TEMPORAL CLUSTERING OF MAJOR EARTHQUAKES ON INDIVIDUAL FAULTS VIA POSTSEISMIC RELOADING: A POSSIBLE EXPLANATION FOR NON-UNIFORM REPEAT TIMES IN PALEOSEISMIC DATA

On a single fault segment, paleoseismic evidence from locations such as the Basin and Range [Friedrich et al., JGR, in review] and Dead Sea Transform [Marco et al., JGR, 1996] indicate that the occurrence of major earthquakes in time is often extremely heterogeneous and may exhibit temporal clustering, which we define as the occurrence of multiple event sequences with intra-cluster inter-event times much shorter than the average time between clusters. Many factors may contribute to temporal clustering of major earthquakes. Over multiple event time scales, the role of time-dependent postseismic stress transfer has not previously been considered.

Major earthquakes generate large concentrations of stress in the lithosphere beneath the coseismic fault. As this postseismic stress concentration is dissipated via time-dependent viscoelastic relaxation, the coseismic fault is reloaded at a rate that is initially much higher than the background rate derived from far-field plate motions. Simultaneously, earthquake recurrence intervals are moderated by various sources of system noise, including stress perturbations due to neighboring earthquakes, crustal heterogeneities, and fault evolution. Depending on the relative timing and magnitude of earthquakes in a sequence, therefore, the postseismic stress stored in the lithosphere and available for transfer to the coseismic fault may be greater or less than average. If the amount is greater than normal, postseismic stress transfer can become a significant factor in controlling the time to the next event. In this situation clustering may result.

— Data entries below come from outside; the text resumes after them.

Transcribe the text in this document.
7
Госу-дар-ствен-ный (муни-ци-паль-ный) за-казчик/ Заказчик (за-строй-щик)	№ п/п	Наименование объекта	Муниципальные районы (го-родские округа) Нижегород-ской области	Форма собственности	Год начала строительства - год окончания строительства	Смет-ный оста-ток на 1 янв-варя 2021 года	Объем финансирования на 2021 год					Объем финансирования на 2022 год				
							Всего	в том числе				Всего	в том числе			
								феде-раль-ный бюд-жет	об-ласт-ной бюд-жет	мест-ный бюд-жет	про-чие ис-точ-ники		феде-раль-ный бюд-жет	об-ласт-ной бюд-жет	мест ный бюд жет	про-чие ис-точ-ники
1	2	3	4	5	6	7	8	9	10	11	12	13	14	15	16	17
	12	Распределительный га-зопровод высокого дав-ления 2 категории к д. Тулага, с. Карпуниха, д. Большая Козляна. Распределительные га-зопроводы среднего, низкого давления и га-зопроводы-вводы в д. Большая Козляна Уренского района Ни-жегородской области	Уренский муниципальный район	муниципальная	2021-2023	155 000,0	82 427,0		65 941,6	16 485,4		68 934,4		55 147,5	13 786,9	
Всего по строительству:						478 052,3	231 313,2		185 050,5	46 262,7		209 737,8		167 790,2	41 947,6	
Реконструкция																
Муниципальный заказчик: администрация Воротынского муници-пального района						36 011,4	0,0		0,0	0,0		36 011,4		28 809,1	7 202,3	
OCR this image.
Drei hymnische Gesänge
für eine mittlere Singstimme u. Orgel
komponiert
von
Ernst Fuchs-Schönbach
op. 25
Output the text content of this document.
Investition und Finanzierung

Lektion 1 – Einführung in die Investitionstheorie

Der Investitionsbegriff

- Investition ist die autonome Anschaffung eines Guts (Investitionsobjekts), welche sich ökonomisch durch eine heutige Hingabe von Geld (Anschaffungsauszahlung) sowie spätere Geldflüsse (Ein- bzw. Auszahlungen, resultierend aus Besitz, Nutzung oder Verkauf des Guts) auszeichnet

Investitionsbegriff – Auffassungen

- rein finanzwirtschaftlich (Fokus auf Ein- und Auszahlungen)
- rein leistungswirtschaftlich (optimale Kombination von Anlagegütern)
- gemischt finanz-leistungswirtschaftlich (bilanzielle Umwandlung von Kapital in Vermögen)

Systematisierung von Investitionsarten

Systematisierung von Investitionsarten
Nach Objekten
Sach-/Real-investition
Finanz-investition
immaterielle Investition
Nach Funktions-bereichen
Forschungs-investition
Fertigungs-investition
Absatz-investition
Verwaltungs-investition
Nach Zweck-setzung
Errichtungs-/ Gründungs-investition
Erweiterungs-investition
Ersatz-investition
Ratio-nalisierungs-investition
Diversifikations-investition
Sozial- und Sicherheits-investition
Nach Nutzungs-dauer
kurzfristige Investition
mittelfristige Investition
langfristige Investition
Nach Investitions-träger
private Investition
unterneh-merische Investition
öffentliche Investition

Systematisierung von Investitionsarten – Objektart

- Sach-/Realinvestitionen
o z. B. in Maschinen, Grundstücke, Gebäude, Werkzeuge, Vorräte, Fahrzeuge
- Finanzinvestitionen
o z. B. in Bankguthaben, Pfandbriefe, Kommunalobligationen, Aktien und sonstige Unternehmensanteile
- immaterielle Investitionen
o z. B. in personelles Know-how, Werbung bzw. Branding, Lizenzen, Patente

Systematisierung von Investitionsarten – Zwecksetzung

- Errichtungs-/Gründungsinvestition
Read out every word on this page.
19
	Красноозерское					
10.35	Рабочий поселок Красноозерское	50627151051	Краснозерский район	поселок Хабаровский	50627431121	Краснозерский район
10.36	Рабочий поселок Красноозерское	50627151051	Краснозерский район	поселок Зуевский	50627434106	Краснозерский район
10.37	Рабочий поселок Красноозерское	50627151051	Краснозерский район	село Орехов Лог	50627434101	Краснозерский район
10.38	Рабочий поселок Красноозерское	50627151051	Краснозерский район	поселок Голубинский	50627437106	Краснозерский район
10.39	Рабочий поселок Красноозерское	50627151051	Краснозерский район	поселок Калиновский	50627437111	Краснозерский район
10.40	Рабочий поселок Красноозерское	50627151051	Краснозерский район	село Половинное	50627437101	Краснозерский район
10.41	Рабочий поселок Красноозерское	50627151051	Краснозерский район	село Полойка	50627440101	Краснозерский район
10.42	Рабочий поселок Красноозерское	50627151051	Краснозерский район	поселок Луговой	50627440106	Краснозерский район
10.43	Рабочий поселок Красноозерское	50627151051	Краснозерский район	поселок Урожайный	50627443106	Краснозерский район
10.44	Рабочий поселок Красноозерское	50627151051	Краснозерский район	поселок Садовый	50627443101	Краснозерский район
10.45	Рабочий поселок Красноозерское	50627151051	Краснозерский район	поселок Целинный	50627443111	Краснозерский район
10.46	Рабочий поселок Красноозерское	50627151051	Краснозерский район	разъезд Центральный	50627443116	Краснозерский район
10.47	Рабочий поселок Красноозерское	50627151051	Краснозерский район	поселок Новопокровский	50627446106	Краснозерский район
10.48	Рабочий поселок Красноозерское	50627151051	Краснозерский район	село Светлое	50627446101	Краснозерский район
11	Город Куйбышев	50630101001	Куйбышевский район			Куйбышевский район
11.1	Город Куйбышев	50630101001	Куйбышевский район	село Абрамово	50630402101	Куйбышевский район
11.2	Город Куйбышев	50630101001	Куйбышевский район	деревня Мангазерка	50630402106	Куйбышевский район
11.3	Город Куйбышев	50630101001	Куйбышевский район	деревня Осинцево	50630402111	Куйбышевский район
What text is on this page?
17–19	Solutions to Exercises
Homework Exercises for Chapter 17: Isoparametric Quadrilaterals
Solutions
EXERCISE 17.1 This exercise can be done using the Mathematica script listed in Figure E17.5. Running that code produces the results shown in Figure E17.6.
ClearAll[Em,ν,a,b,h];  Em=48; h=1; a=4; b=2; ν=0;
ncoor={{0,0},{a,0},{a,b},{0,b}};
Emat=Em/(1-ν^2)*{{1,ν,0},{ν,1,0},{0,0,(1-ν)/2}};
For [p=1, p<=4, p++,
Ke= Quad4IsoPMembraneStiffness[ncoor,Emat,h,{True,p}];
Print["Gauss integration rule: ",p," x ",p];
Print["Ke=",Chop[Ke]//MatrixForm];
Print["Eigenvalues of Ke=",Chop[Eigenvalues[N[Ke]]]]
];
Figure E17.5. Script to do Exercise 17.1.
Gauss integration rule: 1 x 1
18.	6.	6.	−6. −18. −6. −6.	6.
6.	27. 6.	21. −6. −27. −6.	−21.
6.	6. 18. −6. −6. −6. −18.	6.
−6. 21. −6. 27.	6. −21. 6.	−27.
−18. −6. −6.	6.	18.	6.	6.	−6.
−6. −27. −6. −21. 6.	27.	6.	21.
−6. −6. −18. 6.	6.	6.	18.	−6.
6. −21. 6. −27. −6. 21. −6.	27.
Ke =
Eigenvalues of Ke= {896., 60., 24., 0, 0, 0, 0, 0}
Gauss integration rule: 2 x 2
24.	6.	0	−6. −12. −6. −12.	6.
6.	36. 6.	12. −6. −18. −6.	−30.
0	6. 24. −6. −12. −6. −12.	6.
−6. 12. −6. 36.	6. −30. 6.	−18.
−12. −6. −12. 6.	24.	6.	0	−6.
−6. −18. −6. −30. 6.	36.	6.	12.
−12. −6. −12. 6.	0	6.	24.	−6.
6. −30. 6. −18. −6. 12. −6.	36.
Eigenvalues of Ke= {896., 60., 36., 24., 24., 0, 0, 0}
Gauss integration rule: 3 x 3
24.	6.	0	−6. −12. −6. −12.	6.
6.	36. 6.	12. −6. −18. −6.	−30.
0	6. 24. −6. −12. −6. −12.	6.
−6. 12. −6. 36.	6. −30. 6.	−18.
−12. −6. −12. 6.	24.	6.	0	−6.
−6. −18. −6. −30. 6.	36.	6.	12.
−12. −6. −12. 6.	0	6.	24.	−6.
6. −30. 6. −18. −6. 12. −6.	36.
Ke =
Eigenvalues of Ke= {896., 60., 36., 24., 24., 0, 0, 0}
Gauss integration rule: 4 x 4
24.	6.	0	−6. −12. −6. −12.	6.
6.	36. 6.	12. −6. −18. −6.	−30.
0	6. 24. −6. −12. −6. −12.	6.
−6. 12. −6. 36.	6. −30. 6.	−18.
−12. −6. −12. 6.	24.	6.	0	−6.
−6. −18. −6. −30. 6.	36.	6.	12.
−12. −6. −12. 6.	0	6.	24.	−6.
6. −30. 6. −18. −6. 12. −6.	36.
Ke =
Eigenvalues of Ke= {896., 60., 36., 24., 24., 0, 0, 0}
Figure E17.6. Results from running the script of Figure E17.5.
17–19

To investigate these long-term postseismic processes, we develop a spring-dashpost-slider model of time-dependent stress transfer in the earth. With this tool, we gain an understanding of how variations in rheology, fault slip-rate, and system noise affect the distribution of earthquake recurrence intervals. In tectonic environments with a weak lower crust/upper mantle, we find that small random variations in the fault failure criteria generate temporally clustered earthquake sequences. This effect is enhanced as the geologic slip-rate on the fault decreases. By analogy, areas such as the Basin and Range are particularly susceptible to clustering induced by long-term postseismic stress effects.